In most of his works, John Boskovich groups disparate images in various media—photographs, silkscreens, found paintings, and prints—and sets them against large, solid-color backgrounds. He often places literary quotations, drawn from modern poetry, beneath or beside these images. Portrait of the Artist and his Mother, 1988, features an image of a bell, a photograph of a seated matron, a found painting of cherubs and lilies, a photograph of the artist superimposed on an aerial view of the moon, and a picture of a gloved hand wielding a pair of scissors, all underscored by a line from Rainer Maria Rilke’s “Das Marien Leben” (Life of the Virgin Mary). In some pieces, the quotations suggest themes or supply explanations for the visual groupings; elsewhere, the images convey the message of the composition. Visual and literary elements work together in the best pieces: Self-Portrait, 1988, juxtaposes photographs of a restless insomniac, a reproduction of an Andy Warhol “Marilyn,” and lines from T. S. Eliot’s Four Quartets on the torments of desire. Usually the connections are more oblique. In Untitled, 1988, a reproduction of Giorgio de Chirico’s painting of a glove (itself inexplicably entitled Song of Love) is paired with a medieval sonnet translated by Ezra Pound, another “song of love.”

These heterogeneous images belie Boskovich’s preoccupation with himself, for most of the works are self-portraits. Although the majority were executed within the past year, they reflect upon various aspects and visions of the self—a mixture testifying to a multiplicity of selves. The views tend to revolve around two main poles: Boskovich depicts himself alternately as a saint/martyr (appearing as John the Baptist and “St. John Bosco”) or as a monster (using images drawn from horror movies). Sometimes the two overlap: an image of a monster emerging from a murky pond is accompanied by a quotation from E.E. Cummings about an encounter with a Christ “made of nothing except loneliness.”

The focus of Boskovich’s introspection is desire, seen as the root of all suffering. Both saintly love and sexual passion are experienced with the consciousness of the inevitable return of loneliness. Boskovich memorializes this anguish in terms both sorrowful and comic. He sometimes adopts the High Modernist pose of artist as martyr—as the creator whose gift of love the world scorns.
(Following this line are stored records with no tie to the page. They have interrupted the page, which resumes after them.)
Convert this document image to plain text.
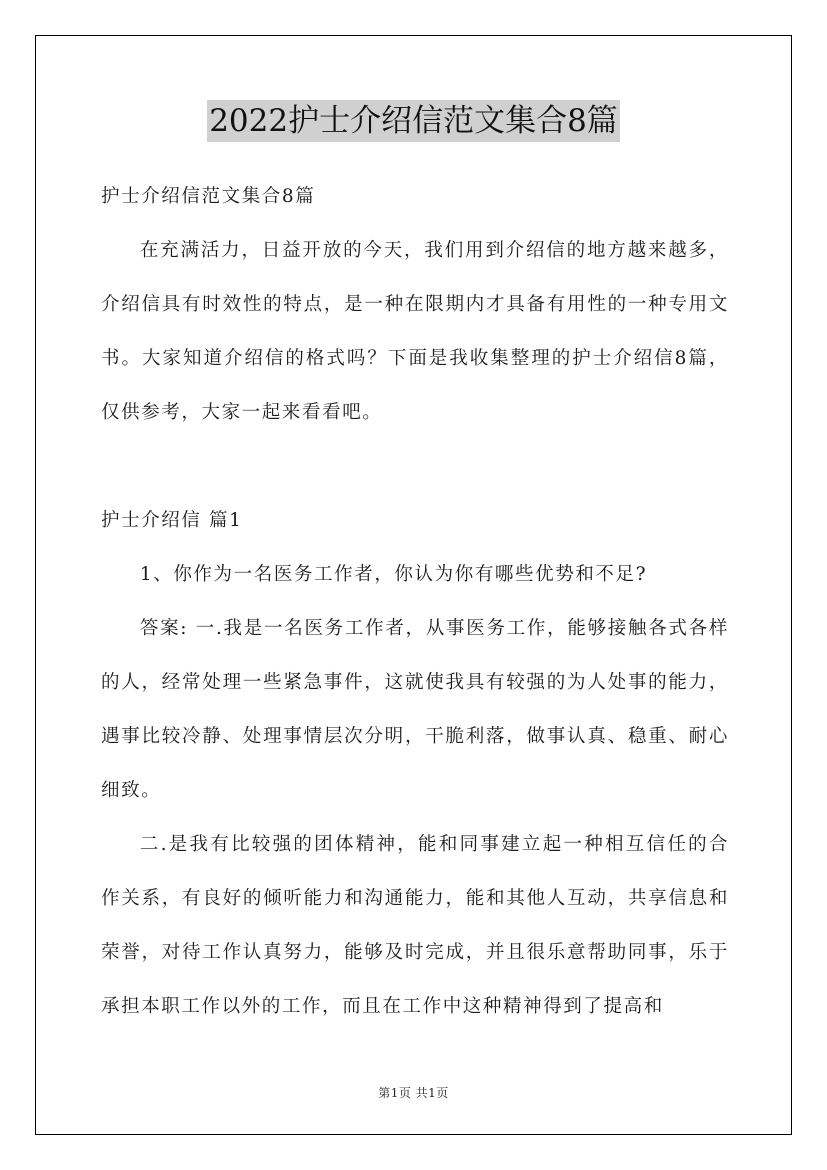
2022护士介绍信范文集合8篇

护士介绍信范文集合8篇

在充满活力，日益开放的今天，我们用到介绍信的地方越来越多，介绍信具有时效性的特点，是一种在限期内才具备有用性的一种专用文书。大家知道介绍信的格式吗？下面是我收集整理的护士介绍信8篇，仅供参考，大家一起来看看吧。

护士介绍信 篇1

1、你作为一名医务工作者，你认为你有哪些优势和不足?

答案: 一.我是一名医务工作者，从事医务工作，能够接触各式各样的人，经常处理一些紧急事件，这就使我具有较强的为人处事的能力，遇事比较冷静、处理事情层次分明，干脆利落，做事认真、稳重、耐心细致。

二.是我有比较强的团体精神，能和同事建立起一种相互信任的合作关系，有良好的倾听能力和沟通能力，能和其他人互动，共享信息和荣誉，对待工作认真努力，能够及时完成，并且很乐意帮助同事，乐于承担本职工作以外的工作，而且在工作中这种精神得到了提高和

第1页 共1页
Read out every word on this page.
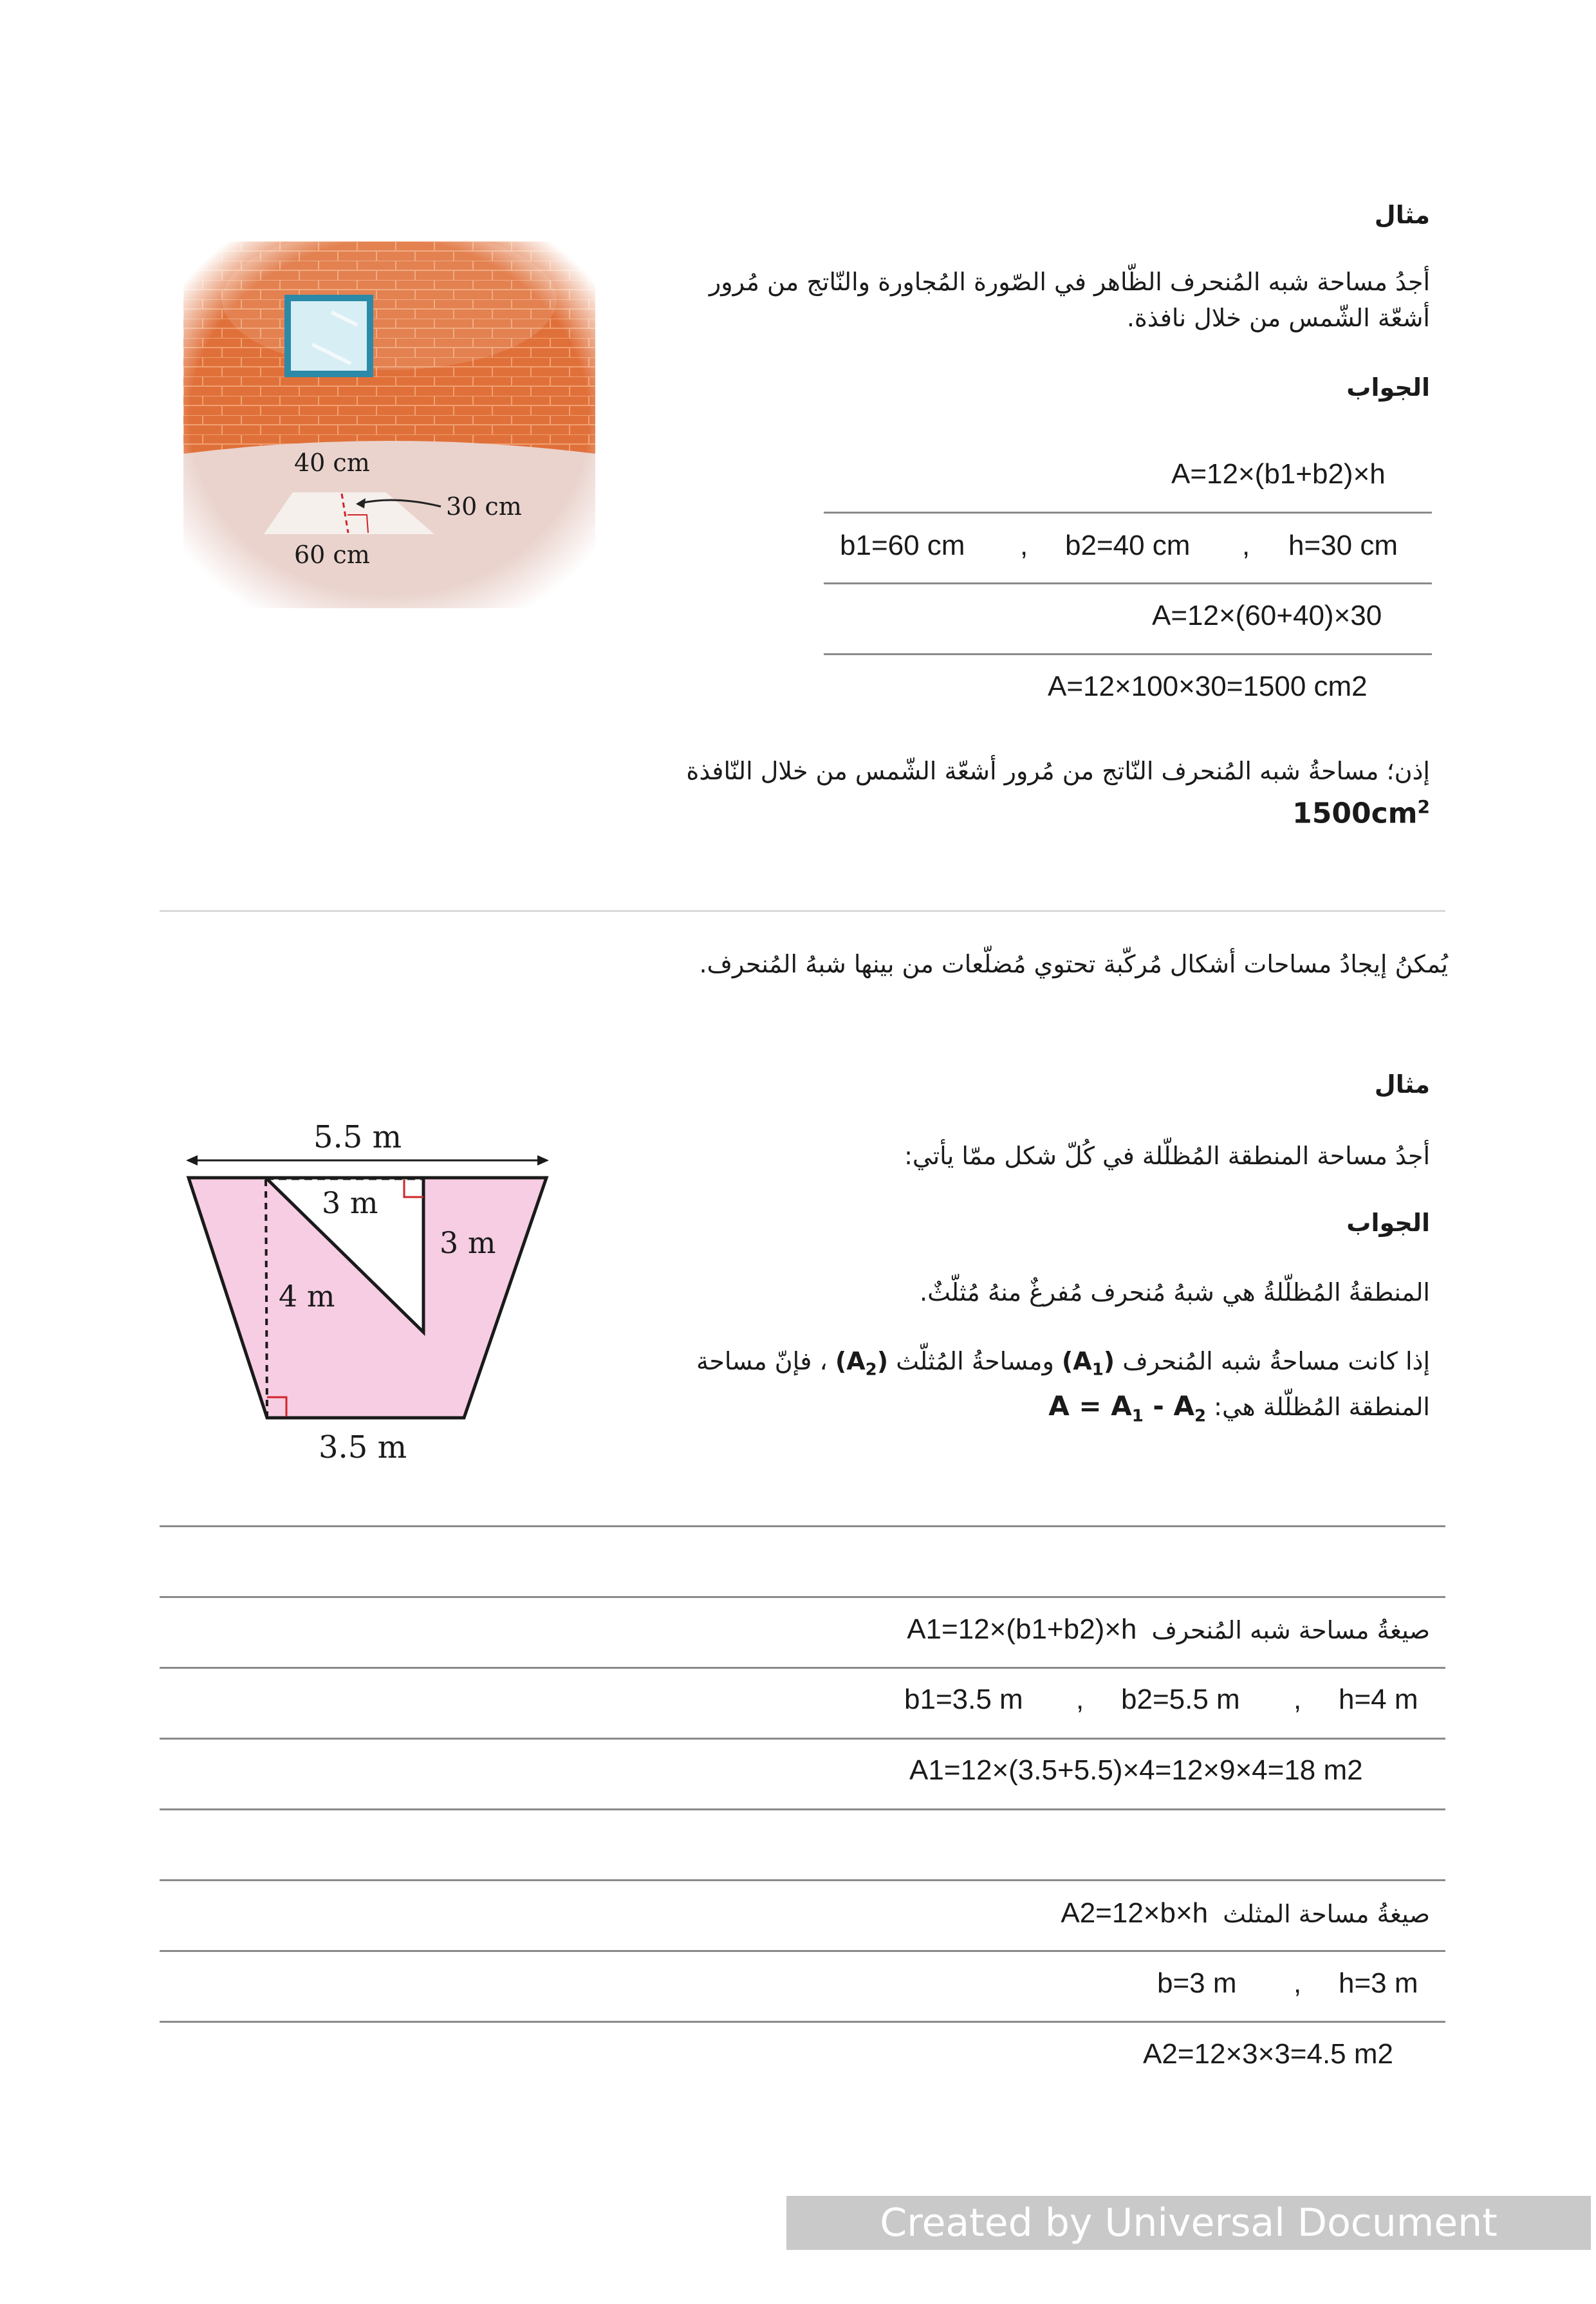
مثال
أجدُ مساحة شبه المُنحرف الظّاهر في الصّورة المُجاورة والنّاتج من مُرور
أشعّة الشّمس من خلال نافذة.
الجواب
A=12×(b1+b2)×h
b1=60 cm , b2=40 cm , h=30 cm
A=12×(60+40)×30
A=12×100×30=1500 cm2
إذن؛ مساحةُ شبه المُنحرف النّاتج من مُرور أشعّة الشّمس من خلال النّافذة
$1500cm^2$
40 cm
30 cm
60 cm
يُمكنُ إيجادُ مساحات أشكال مُركّبة تحتوي مُضلّعات من بينها شبهُ المُنحرف.
مثال
أجدُ مساحة المنطقة المُظلّلة في كُلّ شكل ممّا يأتي:
الجواب
المنطقةُ المُظلّلةُ هي شبهُ مُنحرف مُفرغٌ منهُ مُثلّثٌ.
إذا كانت مساحةُ شبه المُنحرف $(A_1)$ ومساحةُ المُثلّث $(A_2)$ ، فإنّ مساحة
المنطقة المُظلّلة هي: $A = A_1 - A_2$
5.5 m
3 m
3 m
4 m
3.5 m
صيغةُ مساحة شبه المُنحرف A1=12×(b1+b2)×h
b1=3.5 m , b2=5.5 m , h=4 m
A1=12×(3.5+5.5)×4=12×9×4=18 m2
صيغةُ مساحة المثلث A2=12×b×h
b=3 m , h=3 m
A2=12×3×3=4.5 m2
Created by Universal Document Converter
Yet such precious stances are tempered by a playful irony that verges on self-mockery. In one piece, an angel (actually Boskovich in pajamas) looks suspiciously like the Flying Nun; in another, the artist dons a rabbit suit. Such humor is both defensive and distancing, as is Boskovich’s penchant for using literary quotation and recycled imagery to speak for him. Boskovich’s works are best viewed together, so that their common themes and recurring images begin to echo one another, overcoming the obtuse logic of certain individual compositions. As a group, they demonstrate the ways in which Boskovich reworks his fertile materials, and the artist’s particular ability to translate visual into verbal and back again.